On estime à 1500 chaque année le nombre des demandeurs d’asile noyés, rien qu’en Méditerranée. On en voit des photos dans les journaux. On en fait des films. Nous en avons tous les images devant les yeux : de vieux rafiots pourris et bondés ; des êtres hallucinés, ivres de peur, de soif et de faim, que des garde-côtes extraient sans ménagement de la soute ; des corps sans vie sur le rivage ; des foules massées derrière des grillages sur les côtes de Lampedusa. Mais cette « folie cruelle » n’est pas près de s’arrêter. Aucune des mesures prévues dans la révision de la loi sur l’asile sur lesquelles nous voterons le 9 juin prochain n’est susceptible de mettre un terme à ce massacre. Au contraire. La suppression des procédures dans les ambassades ne laissera ouverte que la voie de la mer et des passeurs. Les quelque 3000 personnes qui en ont bénéficié ces dernières années feront désormais partie des naufragés potentiels, exposées aux arnaques, aux viols, aux dérives dans la houle ou sous le soleil, quand le bateau tombe en panneau milieu de nulle part.

La nouvelle loi ne corrigera pas les défauts du système
Notre représentation des réalités de l’exil est morcelée, faite d’images fortes mais fugaces, de fragments discontinus, qui ne donnent aucune idée de l’histoire réelle des exilés et de leur parcours. Après le rescapé des mers, notre imaginaire passe sans transition au dealer des rues, et toute la compassion qu’on éprouvait à la vue du premier s’évanouit à la rencontre du second. Pourtant, ce sont les mêmes, et ceux qu’on aurait volontiers accueillis à Lampedusa, on voudrait les renvoyer chez eux maintenant. Là non plus, cependant, aucune des mesures prises pour durcir la loi sur l’asile n’y changera rien. Au contraire. Refuser désormais le statut de réfugié aux déserteurs érythréens, somaliens ou syriens, tout en renonçant à les renvoyer chez eux, où ils risquent leur vie, équivaut à les maintenir dans un no man’s land d’incertitude et de précarité. Supprimer l’aide sociale à ceux qu’on désigne comme « récalcitrants » sans que personne ne sache vraiment ce que recouvre ce terme, de même que d’interdire à tous de travailler et de gagner leur autonomie, c’est faire du petit business de rue une tentation quasi incontournable.

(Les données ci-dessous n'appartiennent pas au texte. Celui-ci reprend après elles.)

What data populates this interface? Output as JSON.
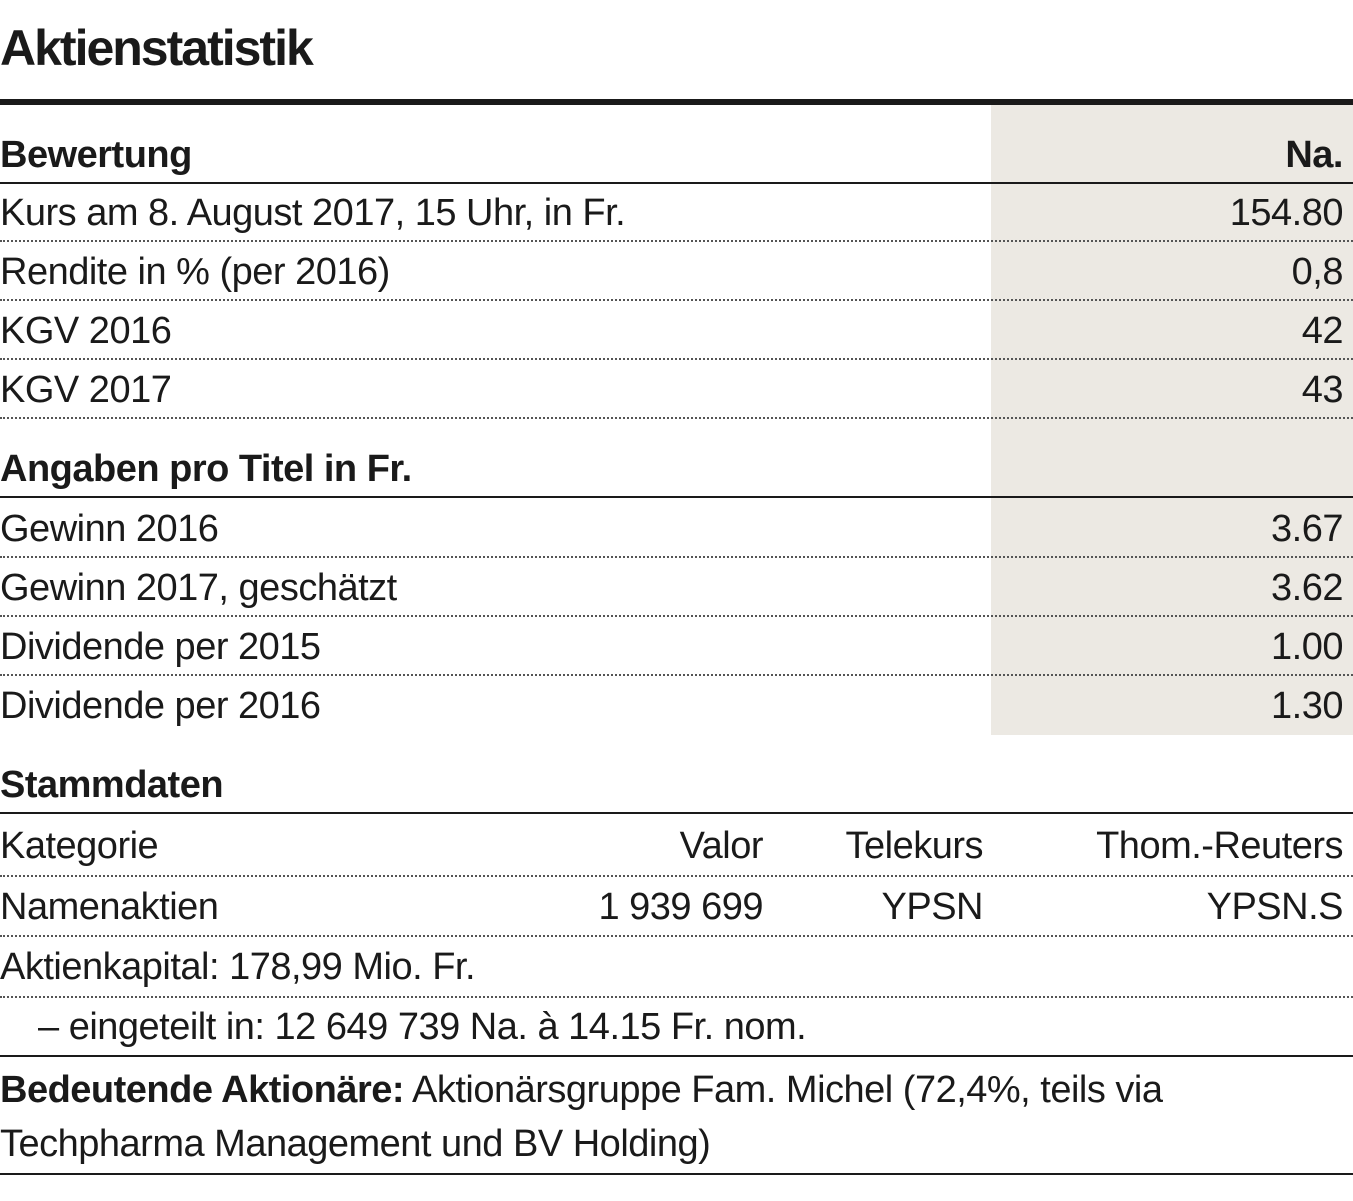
{
  "title": "Aktienstatistik",
  "bewertung": {
    "heading": "Bewertung",
    "column": "Na.",
    "rows": [
      {
        "label": "Kurs am 8. August 2017, 15 Uhr, in Fr.",
        "value": "154.80"
      },
      {
        "label": "Rendite in % (per 2016)",
        "value": "0,8"
      },
      {
        "label": "KGV 2016",
        "value": "42"
      },
      {
        "label": "KGV 2017",
        "value": "43"
      }
    ]
  },
  "angaben": {
    "heading": "Angaben pro Titel in Fr.",
    "rows": [
      {
        "label": "Gewinn 2016",
        "value": "3.67"
      },
      {
        "label": "Gewinn 2017, geschätzt",
        "value": "3.62"
      },
      {
        "label": "Dividende per 2015",
        "value": "1.00"
      },
      {
        "label": "Dividende per 2016",
        "value": "1.30"
      }
    ]
  },
  "stammdaten": {
    "heading": "Stammdaten",
    "headers": [
      "Kategorie",
      "Valor",
      "Telekurs",
      "Thom.-Reuters"
    ],
    "row": [
      "Namenaktien",
      "1 939 699",
      "YPSN",
      "YPSN.S"
    ],
    "aktienkapital": "Aktienkapital: 178,99 Mio. Fr.",
    "eingeteilt": "– eingeteilt in: 12 649 739 Na. à 14.15 Fr. nom."
  },
  "aktionaere": {
    "label": "Bedeutende Aktionäre:",
    "text": " Aktionärsgruppe Fam. Michel (72,4%, teils via Techpharma Management und BV Holding)"
  },
  "colors": {
    "shade": "#ece9e3",
    "text": "#1a1a1a"
  }
}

Dans notre imaginaire, le requérant d’asile est presque toujours un homme, jeune, célibataire, Africain. Nous ne distinguons pas, a priori, au milieu de tous ces corps agglutinés au fond du bateau, ni dans les rassemblements aux abords des abris de protection civile au fond desquels on les enterre, ces femmes et leurs enfants, le plus souvent seules, qui ont, elles aussi, traversé les mers au péril de leur vie. Rien, dans les dispositions de la loi sur l’asile n’améliorera leur sort. Les persécutions qu’elles fuient, la guerre, les viols, les mutilations sexuelles, les mariages forcés ne sont pas répertoriées explicitement comme motifs d’asile. Elles proviennent de pays où les femmes n’ont généralement pas de papiers d’identité : on les accusera, en Suisse, de les avoir détruits et de ne pas collaborer à la procédure. Certaines n’ont pas non plus eu la chance d’aller à l’école : on leur reprochera de ne pas parvenir à s’intégrer. Elles appartiennent à une culture où l’on ne parle pas devant un homme des violences subies, où l’on n’a ni les mots, ni la force pour les dire. En réduisant le délai de recours de trente à dix jours après un premier refus, on les met dans l’impossibilité d’en apporter les preuves.

La Jordanie compte un peu plus de six millions d’habitants et elle accueille plus d’un million de réfugiés syriens. Jusqu’ici, la Suisse en a accueilli septante-trois. Les réfugiés représentent environ 20% de la population jordanienne. 0,6% de la nôtre. Pour certains c’est déjà trop. La révision de la loi, comme les dix autres qui l’ont précédée, est censée dissuader les exilés de demander l’asile chez nous. Il est peu probable qu’elle y parvienne. La refuser serait un acte de décence.